Además, los Institutos Nacionales de Salud de los Estados Unidos sugieren que aquellos sin enfermedad de hígado graso pueden prevenirla mediante una dieta saludable, controlando las porciones y manteniendo un peso adecuado. En caso de tener hígado graso, se pueden implementar cambios en la dieta, como limitar la ingesta de grasas y azúcares, así como elegir alimentos con bajo índice glucémico.

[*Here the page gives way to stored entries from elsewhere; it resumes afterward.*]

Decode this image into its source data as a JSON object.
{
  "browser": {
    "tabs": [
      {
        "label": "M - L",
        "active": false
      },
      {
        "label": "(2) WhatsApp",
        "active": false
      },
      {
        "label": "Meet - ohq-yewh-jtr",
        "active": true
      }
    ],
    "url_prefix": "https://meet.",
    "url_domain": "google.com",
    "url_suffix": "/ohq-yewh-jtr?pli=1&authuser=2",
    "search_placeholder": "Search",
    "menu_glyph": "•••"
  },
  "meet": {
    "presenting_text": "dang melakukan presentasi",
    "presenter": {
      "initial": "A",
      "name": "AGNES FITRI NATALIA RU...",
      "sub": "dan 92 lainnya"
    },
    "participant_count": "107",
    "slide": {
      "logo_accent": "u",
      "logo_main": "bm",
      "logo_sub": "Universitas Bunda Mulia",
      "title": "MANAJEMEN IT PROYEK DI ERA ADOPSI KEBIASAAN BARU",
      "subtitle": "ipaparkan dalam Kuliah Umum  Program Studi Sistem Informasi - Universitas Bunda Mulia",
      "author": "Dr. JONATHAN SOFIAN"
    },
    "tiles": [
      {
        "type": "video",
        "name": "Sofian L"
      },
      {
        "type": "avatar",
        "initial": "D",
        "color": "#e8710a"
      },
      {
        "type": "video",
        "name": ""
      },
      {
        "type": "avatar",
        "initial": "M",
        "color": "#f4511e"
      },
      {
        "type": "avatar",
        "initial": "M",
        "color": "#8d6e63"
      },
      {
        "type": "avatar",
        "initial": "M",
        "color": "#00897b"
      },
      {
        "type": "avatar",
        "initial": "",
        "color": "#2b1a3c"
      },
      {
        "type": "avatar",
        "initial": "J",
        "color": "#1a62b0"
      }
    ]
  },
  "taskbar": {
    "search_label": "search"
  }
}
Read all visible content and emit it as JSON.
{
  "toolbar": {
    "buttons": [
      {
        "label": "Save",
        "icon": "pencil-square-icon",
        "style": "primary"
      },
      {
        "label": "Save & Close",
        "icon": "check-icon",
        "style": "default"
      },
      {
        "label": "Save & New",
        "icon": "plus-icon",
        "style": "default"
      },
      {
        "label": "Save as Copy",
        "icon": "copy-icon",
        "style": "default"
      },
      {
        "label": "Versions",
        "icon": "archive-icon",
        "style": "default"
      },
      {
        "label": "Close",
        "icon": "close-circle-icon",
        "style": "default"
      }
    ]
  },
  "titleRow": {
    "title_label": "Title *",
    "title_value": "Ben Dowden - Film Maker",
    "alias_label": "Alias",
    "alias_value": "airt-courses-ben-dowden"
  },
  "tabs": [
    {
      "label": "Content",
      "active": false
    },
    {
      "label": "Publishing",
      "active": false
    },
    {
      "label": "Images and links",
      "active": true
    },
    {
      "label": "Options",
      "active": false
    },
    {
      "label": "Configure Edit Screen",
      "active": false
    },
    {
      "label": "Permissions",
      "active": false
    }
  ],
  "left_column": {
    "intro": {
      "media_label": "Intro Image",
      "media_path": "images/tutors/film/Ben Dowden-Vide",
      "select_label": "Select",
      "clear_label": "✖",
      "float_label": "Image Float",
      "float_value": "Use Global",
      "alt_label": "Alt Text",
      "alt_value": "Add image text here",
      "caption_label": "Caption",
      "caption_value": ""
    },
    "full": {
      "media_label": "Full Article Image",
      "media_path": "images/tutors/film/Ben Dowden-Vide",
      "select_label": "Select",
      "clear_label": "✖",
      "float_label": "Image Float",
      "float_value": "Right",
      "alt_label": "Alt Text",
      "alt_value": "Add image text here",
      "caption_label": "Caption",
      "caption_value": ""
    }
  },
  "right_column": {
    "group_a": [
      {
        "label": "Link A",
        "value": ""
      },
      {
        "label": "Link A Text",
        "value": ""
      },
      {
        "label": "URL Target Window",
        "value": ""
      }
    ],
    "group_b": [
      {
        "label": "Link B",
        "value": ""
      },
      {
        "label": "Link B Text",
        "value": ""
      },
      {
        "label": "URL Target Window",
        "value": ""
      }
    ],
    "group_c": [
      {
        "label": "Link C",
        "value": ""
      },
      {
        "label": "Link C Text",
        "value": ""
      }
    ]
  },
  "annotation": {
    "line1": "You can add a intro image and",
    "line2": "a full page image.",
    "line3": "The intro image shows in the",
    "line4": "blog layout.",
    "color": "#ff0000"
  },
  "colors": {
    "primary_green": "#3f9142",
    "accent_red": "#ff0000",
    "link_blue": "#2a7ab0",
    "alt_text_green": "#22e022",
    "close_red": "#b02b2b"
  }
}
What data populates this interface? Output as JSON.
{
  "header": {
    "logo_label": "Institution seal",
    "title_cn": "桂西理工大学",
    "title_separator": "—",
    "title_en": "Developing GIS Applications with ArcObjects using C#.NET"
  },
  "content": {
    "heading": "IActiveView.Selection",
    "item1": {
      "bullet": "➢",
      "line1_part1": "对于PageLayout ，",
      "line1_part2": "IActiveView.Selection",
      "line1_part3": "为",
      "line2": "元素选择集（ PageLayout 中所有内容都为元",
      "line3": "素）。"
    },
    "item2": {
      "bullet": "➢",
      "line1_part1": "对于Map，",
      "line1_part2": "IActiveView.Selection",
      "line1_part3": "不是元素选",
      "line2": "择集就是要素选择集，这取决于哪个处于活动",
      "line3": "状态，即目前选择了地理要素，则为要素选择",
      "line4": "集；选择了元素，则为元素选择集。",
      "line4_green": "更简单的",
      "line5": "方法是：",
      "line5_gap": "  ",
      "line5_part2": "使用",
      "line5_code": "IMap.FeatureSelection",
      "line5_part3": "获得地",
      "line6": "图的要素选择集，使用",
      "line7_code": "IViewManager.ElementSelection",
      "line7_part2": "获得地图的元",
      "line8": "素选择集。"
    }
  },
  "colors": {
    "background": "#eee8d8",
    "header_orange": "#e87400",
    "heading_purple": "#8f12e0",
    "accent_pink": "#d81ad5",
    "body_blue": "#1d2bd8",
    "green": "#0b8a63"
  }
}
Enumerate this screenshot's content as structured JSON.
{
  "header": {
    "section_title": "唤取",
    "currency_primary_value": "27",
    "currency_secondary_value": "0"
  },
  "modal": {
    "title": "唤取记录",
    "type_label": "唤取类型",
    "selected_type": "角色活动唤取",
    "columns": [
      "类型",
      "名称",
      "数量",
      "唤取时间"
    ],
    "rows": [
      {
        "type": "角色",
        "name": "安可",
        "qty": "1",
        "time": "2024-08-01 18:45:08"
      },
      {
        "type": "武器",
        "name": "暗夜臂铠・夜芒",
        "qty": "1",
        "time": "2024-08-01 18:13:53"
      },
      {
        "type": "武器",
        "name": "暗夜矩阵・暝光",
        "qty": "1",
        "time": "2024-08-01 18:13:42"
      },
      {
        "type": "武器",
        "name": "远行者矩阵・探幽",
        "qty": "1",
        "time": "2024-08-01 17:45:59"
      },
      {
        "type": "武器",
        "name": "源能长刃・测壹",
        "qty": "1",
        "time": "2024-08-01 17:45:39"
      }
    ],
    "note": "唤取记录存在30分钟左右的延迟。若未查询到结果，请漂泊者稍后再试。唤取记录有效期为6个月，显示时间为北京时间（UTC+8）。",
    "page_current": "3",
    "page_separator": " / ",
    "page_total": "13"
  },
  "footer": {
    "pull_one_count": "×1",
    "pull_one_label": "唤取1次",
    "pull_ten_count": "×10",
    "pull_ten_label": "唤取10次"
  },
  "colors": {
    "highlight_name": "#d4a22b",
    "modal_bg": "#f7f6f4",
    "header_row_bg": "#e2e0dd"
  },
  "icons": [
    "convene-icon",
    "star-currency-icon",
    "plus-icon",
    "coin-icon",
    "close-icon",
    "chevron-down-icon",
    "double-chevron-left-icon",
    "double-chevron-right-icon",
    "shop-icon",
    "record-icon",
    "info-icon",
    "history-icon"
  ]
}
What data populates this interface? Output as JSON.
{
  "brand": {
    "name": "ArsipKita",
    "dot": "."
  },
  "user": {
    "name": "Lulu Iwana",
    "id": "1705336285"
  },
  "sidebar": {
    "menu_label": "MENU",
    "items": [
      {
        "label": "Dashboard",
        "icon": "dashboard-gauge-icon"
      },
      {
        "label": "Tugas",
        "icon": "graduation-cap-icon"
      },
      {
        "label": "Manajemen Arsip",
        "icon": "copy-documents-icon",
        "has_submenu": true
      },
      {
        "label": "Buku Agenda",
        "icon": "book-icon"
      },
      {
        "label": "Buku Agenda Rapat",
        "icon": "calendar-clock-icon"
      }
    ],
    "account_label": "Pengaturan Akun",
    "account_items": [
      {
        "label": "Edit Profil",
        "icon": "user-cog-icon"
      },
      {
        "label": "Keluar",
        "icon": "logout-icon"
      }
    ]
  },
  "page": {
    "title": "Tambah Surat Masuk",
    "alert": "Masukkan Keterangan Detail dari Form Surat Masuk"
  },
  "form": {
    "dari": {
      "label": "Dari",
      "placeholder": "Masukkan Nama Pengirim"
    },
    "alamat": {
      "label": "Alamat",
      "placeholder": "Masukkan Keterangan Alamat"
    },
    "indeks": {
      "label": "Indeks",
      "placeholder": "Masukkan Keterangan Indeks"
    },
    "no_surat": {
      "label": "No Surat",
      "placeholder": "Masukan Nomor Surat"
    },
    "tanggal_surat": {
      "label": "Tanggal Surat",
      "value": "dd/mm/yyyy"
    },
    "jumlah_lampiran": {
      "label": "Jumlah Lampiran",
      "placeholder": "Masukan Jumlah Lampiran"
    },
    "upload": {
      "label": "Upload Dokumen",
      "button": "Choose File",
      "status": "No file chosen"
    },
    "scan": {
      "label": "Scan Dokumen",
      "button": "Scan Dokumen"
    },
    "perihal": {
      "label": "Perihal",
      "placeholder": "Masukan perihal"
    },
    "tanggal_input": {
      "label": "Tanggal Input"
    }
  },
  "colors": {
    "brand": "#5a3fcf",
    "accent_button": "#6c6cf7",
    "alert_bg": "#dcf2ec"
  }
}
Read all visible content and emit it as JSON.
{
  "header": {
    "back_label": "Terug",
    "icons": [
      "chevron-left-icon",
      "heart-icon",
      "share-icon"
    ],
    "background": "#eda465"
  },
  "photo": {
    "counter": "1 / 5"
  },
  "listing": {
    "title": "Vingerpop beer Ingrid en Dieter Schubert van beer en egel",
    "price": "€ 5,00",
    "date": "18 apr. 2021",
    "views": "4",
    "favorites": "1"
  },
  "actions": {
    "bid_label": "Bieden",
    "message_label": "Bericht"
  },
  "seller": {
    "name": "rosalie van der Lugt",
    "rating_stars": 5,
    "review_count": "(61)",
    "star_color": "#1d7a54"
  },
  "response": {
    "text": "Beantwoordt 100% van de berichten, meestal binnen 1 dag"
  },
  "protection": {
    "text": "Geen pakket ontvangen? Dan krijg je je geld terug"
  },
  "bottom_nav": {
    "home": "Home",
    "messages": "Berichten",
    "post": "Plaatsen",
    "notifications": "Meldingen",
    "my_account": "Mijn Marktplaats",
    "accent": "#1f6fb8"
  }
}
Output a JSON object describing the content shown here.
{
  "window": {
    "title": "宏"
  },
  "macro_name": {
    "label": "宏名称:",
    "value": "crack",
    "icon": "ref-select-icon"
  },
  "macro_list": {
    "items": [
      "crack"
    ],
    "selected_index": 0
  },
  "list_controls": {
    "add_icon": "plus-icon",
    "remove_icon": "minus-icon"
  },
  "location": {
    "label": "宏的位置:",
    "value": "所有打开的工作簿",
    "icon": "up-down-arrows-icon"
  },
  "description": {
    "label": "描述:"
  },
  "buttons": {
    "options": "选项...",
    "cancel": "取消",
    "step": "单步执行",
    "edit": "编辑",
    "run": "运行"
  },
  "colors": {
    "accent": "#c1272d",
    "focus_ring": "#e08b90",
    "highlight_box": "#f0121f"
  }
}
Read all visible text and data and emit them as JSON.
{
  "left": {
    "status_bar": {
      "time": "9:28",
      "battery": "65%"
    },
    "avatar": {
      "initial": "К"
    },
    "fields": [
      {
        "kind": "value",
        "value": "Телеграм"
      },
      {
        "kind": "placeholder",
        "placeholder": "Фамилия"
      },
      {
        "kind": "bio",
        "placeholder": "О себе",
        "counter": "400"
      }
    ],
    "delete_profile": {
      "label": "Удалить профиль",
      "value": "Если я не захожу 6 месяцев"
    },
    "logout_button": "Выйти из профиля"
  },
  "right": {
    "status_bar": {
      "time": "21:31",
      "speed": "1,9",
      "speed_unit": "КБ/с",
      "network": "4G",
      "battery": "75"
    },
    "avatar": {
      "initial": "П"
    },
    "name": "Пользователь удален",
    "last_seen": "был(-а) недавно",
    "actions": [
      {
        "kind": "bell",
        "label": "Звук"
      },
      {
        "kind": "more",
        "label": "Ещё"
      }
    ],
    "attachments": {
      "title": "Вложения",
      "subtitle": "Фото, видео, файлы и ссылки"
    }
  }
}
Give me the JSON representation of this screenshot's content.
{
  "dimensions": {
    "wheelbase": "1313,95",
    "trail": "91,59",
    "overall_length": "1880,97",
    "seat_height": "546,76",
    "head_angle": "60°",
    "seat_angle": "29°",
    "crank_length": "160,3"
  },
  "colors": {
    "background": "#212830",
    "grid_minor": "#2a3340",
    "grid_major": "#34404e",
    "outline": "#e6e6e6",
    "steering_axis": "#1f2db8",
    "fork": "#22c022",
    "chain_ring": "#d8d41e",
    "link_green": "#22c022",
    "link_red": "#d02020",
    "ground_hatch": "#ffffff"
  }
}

Asimismo, se ha destacado que el consumo de ciertas bebidas naturales puede contribuir al buen funcionamiento del hígado. Entre ellas se encuentran el agua de avena y canela, la infusión con cáscaras de limón, el té de jengibre y limón, la infusión de menta y el té de manzanilla, todos ellos con propiedades desintoxicantes y beneficiosas para la salud hepática.

Ante el preocupante aumento de casos de hígado graso, es fundamental que las personas tomen conciencia de la importancia de adoptar un estilo de vida saludable y acudan a controles médicos regulares para detectar y tratar esta enfermedad en etapas tempranas. La prevención y el cuidado adecuado son clave para preservar la salud hepática y evitar complicaciones a largo plazo.